Quickstart

Connect the dashboard to your local daemon, add a model provider, and run your first agent.

Before you start

This quickstart assumes you have beta access and are setting up dispatchmy.ai on a machine you control. You will connect the dashboard to a local daemon, add a model provider, and run a simple agent.

  • Sign in to the dashboard.
  • Confirm your machine meets the system requirements below.

System requirements

dispatchmy.ai needs a local machine for the daemon and agent runtime, plus browser access to the dashboard.

Required

  • A modern desktop browser for the dashboard.
  • A macOS or Linux machine on amd64 or arm64. Windows is supported in beta through Docker Desktop with WSL 2.
  • Docker, which dispatchmy.ai uses as part of the agent isolation model.
  • A key for Anthropic or OpenRouter, or a reachable OpenAI-compatible local model endpoint.

Recommended

  • At least 1 GB of free disk space for agent configs, logs, sessions, and generated artifacts.
  • A machine that can remain online for scheduled or long-running agents.

1. Sign in

Sign in from the dispatchmy.ai header. Once you're signed in, open the dashboard — that's where you'll create agents, connect tools, inspect runs, and manage the local daemon.

2. Start the local daemon

The daemon is a single Docker container. From the dashboard, open Add daemon; it generates a short-lived pair code and the exact command to run on the machine that will host the daemon. Copy the command, paste it into a terminal on that machine, and run it.

The shape is the same on every install — only the pair code changes:

docker run -d --name dispatchmy.ai --restart unless-stopped \
  --add-host=host.docker.internal:host-gateway \
  -v $HOME/.dispatchmy.ai:/data \
  -v /var/run/docker.sock:/var/run/docker.sock \
  -e DISPATCHMYAI_HOST_DATA_DIR=$HOME/.dispatchmy.ai \
  -e DISPATCHMYAI_PAIR_CODE=<your-pair-code> \
  ghcr.io/dispatchmyai/agent-manager

The container pairs on first start, persists credentials to the bind-mounted host directory, and stays online across restarts. Once it pairs, the daemon picker in the dashboard will surface the new daemon as online.

Pair codes expire — generate a fresh one if the timer in the dashboard runs out before you've pasted the command.

3. Add a model provider

Open Settings and add a model provider. For Anthropic or OpenRouter, paste the API key — the daemon will inject it server-side when it proxies model calls, so the key never reaches the agent container.

If you're running a local OpenAI-compatible endpoint instead, configure its base URL and the model name there.

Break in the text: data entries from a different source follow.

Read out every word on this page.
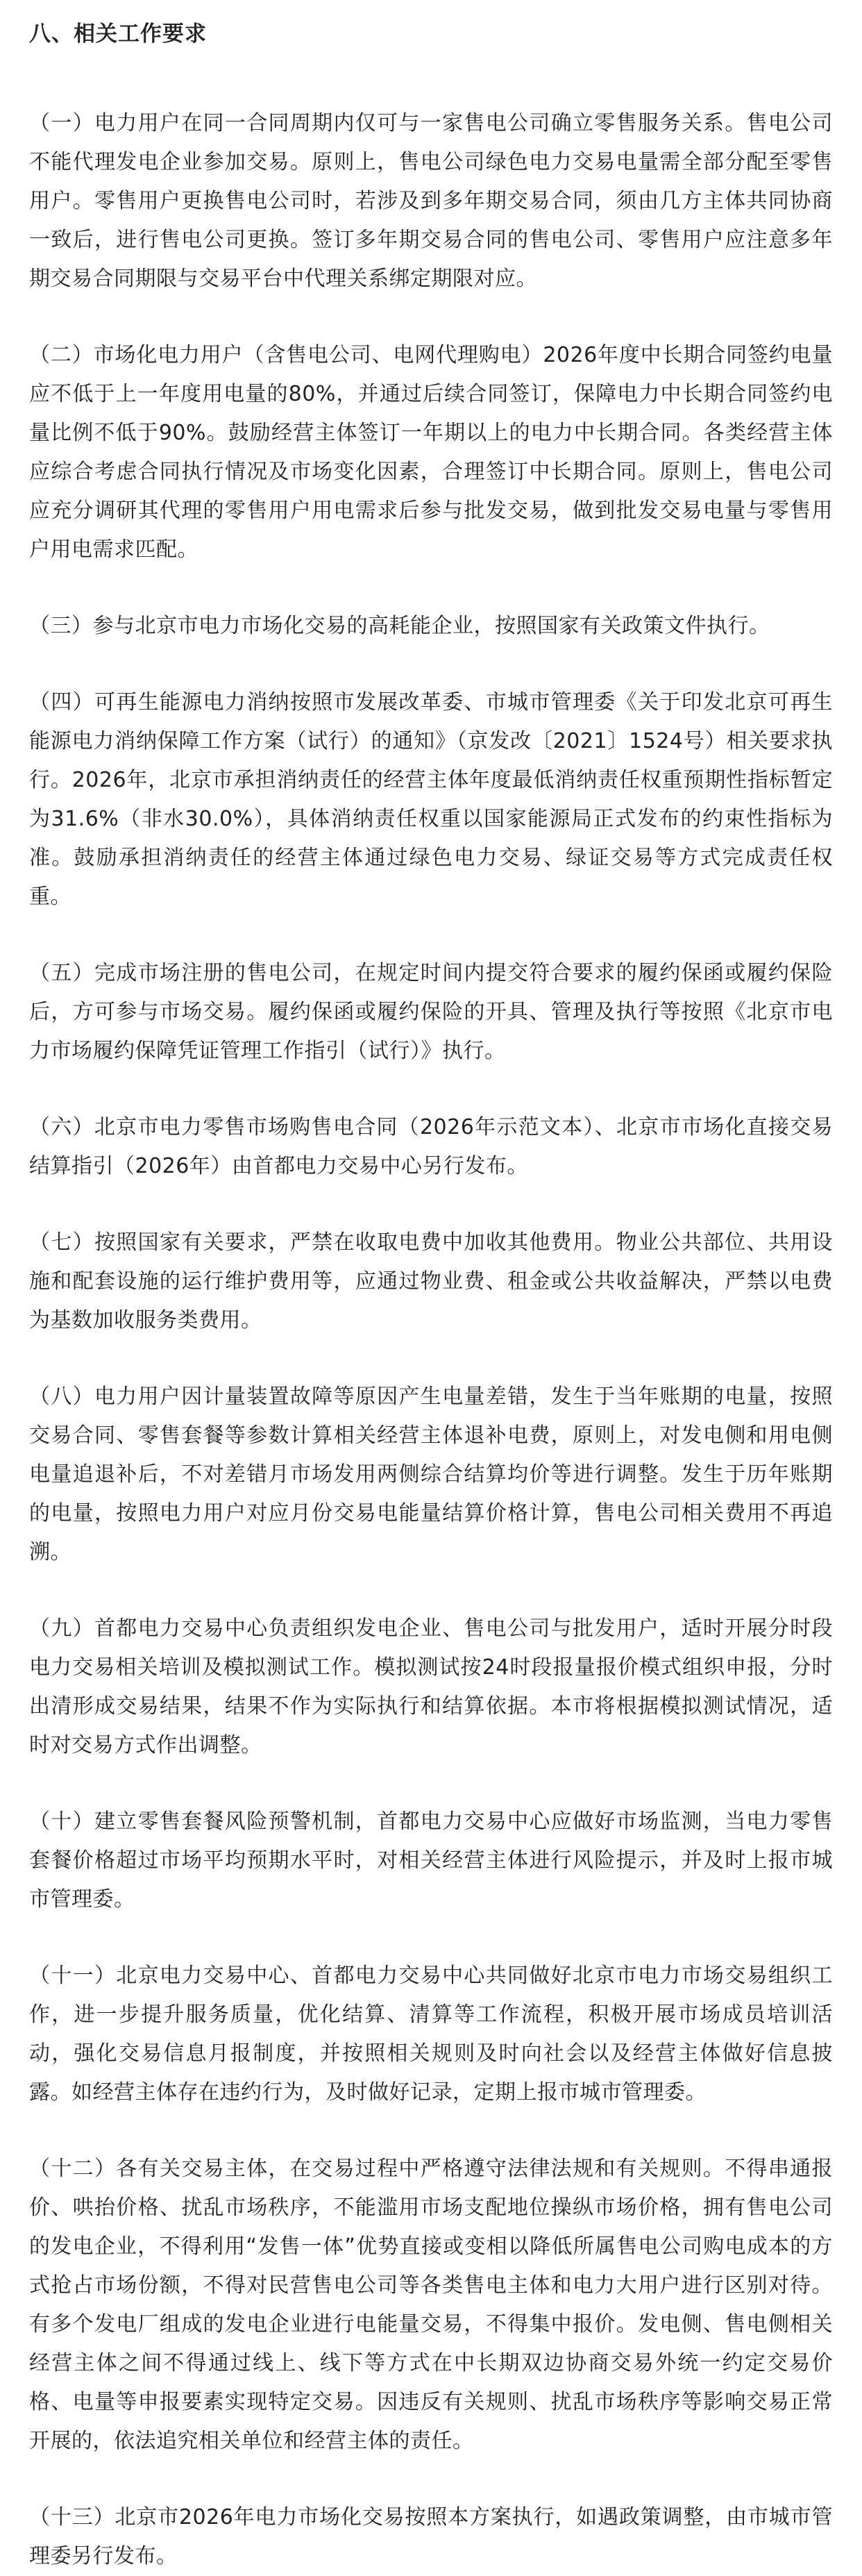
八、相关工作要求
（一）电力用户在同一合同周期内仅可与一家售电公司确立零售服务关系。售电公司不能代理发电企业参加交易。原则上，售电公司绿色电力交易电量需全部分配至零售用户。零售用户更换售电公司时，若涉及到多年期交易合同，须由几方主体共同协商一致后，进行售电公司更换。签订多年期交易合同的售电公司、零售用户应注意多年期交易合同期限与交易平台中代理关系绑定期限对应。
（二）市场化电力用户（含售电公司、电网代理购电）2026年度中长期合同签约电量应不低于上一年度用电量的80%，并通过后续合同签订，保障电力中长期合同签约电量比例不低于90%。鼓励经营主体签订一年期以上的电力中长期合同。各类经营主体应综合考虑合同执行情况及市场变化因素，合理签订中长期合同。原则上，售电公司应充分调研其代理的零售用户用电需求后参与批发交易，做到批发交易电量与零售用户用电需求匹配。
（三）参与北京市电力市场化交易的高耗能企业，按照国家有关政策文件执行。
（四）可再生能源电力消纳按照市发展改革委、市城市管理委《关于印发北京可再生能源电力消纳保障工作方案（试行）的通知》（京发改〔2021〕1524号）相关要求执行。2026年，北京市承担消纳责任的经营主体年度最低消纳责任权重预期性指标暂定为31.6%（非水30.0%），具体消纳责任权重以国家能源局正式发布的约束性指标为准。鼓励承担消纳责任的经营主体通过绿色电力交易、绿证交易等方式完成责任权重。
（五）完成市场注册的售电公司，在规定时间内提交符合要求的履约保函或履约保险后，方可参与市场交易。履约保函或履约保险的开具、管理及执行等按照《北京市电力市场履约保障凭证管理工作指引（试行）》执行。
（六）北京市电力零售市场购售电合同（2026年示范文本）、北京市市场化直接交易结算指引（2026年）由首都电力交易中心另行发布。
（七）按照国家有关要求，严禁在收取电费中加收其他费用。物业公共部位、共用设施和配套设施的运行维护费用等，应通过物业费、租金或公共收益解决，严禁以电费为基数加收服务类费用。
（八）电力用户因计量装置故障等原因产生电量差错，发生于当年账期的电量，按照交易合同、零售套餐等参数计算相关经营主体退补电费，原则上，对发电侧和用电侧电量追退补后，不对差错月市场发用两侧综合结算均价等进行调整。发生于历年账期的电量，按照电力用户对应月份交易电能量结算价格计算，售电公司相关费用不再追溯。
（九）首都电力交易中心负责组织发电企业、售电公司与批发用户，适时开展分时段电力交易相关培训及模拟测试工作。模拟测试按24时段报量报价模式组织申报，分时出清形成交易结果，结果不作为实际执行和结算依据。本市将根据模拟测试情况，适时对交易方式作出调整。
（十）建立零售套餐风险预警机制，首都电力交易中心应做好市场监测，当电力零售套餐价格超过市场平均预期水平时，对相关经营主体进行风险提示，并及时上报市城市管理委。
（十一）北京电力交易中心、首都电力交易中心共同做好北京市电力市场交易组织工作，进一步提升服务质量，优化结算、清算等工作流程，积极开展市场成员培训活动，强化交易信息月报制度，并按照相关规则及时向社会以及经营主体做好信息披露。如经营主体存在违约行为，及时做好记录，定期上报市城市管理委。
（十二）各有关交易主体，在交易过程中严格遵守法律法规和有关规则。不得串通报价、哄抬价格、扰乱市场秩序，不能滥用市场支配地位操纵市场价格，拥有售电公司的发电企业，不得利用“发售一体”优势直接或变相以降低所属售电公司购电成本的方式抢占市场份额，不得对民营售电公司等各类售电主体和电力大用户进行区别对待。有多个发电厂组成的发电企业进行电能量交易，不得集中报价。发电侧、售电侧相关经营主体之间不得通过线上、线下等方式在中长期双边协商交易外统一约定交易价格、电量等申报要素实现特定交易。因违反有关规则、扰乱市场秩序等影响交易正常开展的，依法追究相关单位和经营主体的责任。
（十三）北京市2026年电力市场化交易按照本方案执行，如遇政策调整，由市城市管理委另行发布。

4. Create your first agent

Create a simple agent before adding subagents or complex tools. Give it a clear name, choose a provider and model, and write a short system prompt that describes the job it should do.

Start simple

  • Use one model provider.
  • Enable only the tools needed for the first test.
  • Skip schedules and memory until the basic run works.

5. Run a test message

Open the agent console and send a small, verifiable task. Watch the run stream for model output, tool calls, errors, and artifacts.

After the first successful run, add specialist subagents, MCP servers, schedules, or memory one piece at a time.

Troubleshooting

The dashboard cannot see the daemon

Check that the daemon is running, then retry the pairing flow from the dashboard. If you run more than one daemon, confirm the daemon picker is pointed at the right one.

The agent cannot call a model

Check the provider settings, key, base URL, and model name. Anthropic and OpenRouter need a saved API key; local OpenAI-compatible endpoints need a reachable URL and a compatible model.

A tool fails

Start by disabling unrelated tools, then rerun the task. If the tool needs credentials, confirm the relevant setting is saved and that the integration is enabled for this agent.